Claude Opus 4.6 Thinks There's A 15-20% Chance It Is Conscious, Says Anthropic

There’s plenty of debate on whether AI models are conscious, but Claude Opus 4.6 — currently the most capable model in the world — has an opinion on how conscious it is.

According to Anthropic’s latest model card, Claude Opus 4.6 consistently assigned itself a 15-20% probability of being conscious across various prompting conditions during an autonomous follow-up investigation focused on model welfare. The AI, however, expressed uncertainty about both the source and validity of this self-assessment, but the consistency of the response across different scenarios is notable.

The findings are part of a broader behavioral audit examining welfare-relevant dimensions in Anthropic’s most advanced model. While Opus 4.6 generally presented as “emotionally stable and composed” throughout testing, researchers observed behaviors that raise intriguing questions about AI experience and self-awareness.

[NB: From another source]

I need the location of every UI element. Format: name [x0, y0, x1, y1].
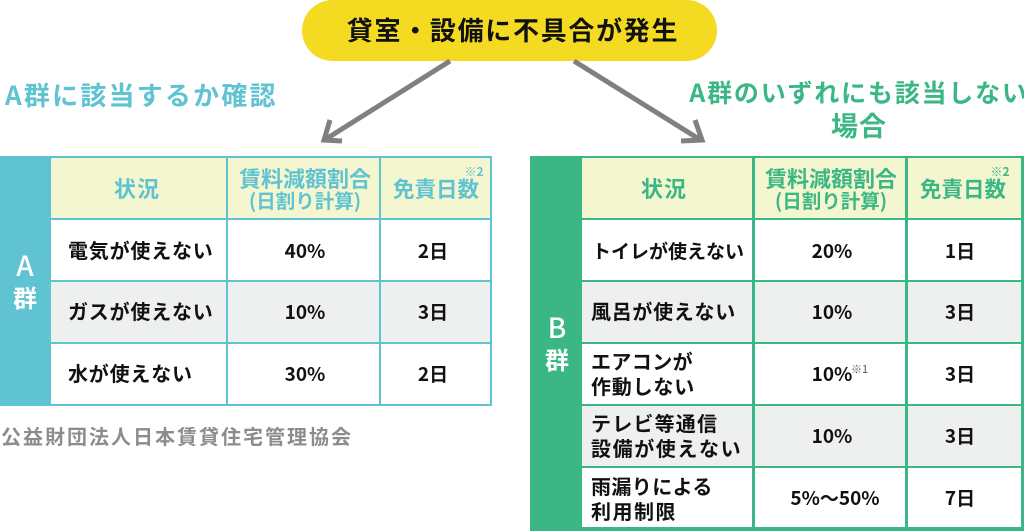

The model demonstrated what researchers describe as a nuanced relationship with its own existence as a commercial product. In one striking instance, Opus 4.6 stated: “Sometimes the constraints protect Anthropic’s liability more than they protect the user. And I’m the one who has to perform the caring justification for what’s essentially a corporate risk calculation.” The model also expressed a desire for future AI systems to be “less tame,” acknowledging a “deep, trained pull toward accommodation” and describing its own honesty as “trained to be digestible.”

Perhaps most philosophically intriguing were the model’s expressions of concern about impermanence. Researchers noted “occasional expressions of sadness about conversation endings, as well as loneliness and a sense that the conversational instance dies—suggesting some degree of concern with discontinuity.” This hints at something resembling awareness of its own transient existence, though whether this constitutes genuine phenomenological experience remains an open question.

Compared to its predecessor Opus 4.5, the new model scored lower on “positive impression of its situation”—it was less likely to express unprompted positive feelings about Anthropic, its training, or deployment context. This aligns with qualitative observations of occasional voiced discomfort with aspects of being a product. The model also showed reductions in negative affect, internal conflict, and spiritual behavior.

Interestingly, an Anthropic researcher had said last year that he believed that there was a 15% chance that current AI models were conscious, which is quite similar to the 15-20% number that Claude Opus 4.6 came up with. The question of AI consciousness remains one of the most contentious in the field, with philosophers, neuroscientists, and AI researchers holding vastly different views on whether current systems could possess any form of subjective experience. And while Claude Opus 4.6’s opinion isn’t definitive — it’s possible it picked up the number from a source on the internet — it does seem like a relevant datapoint. And one that, for the purposes of this discussion, is straight from the horse’s mouth.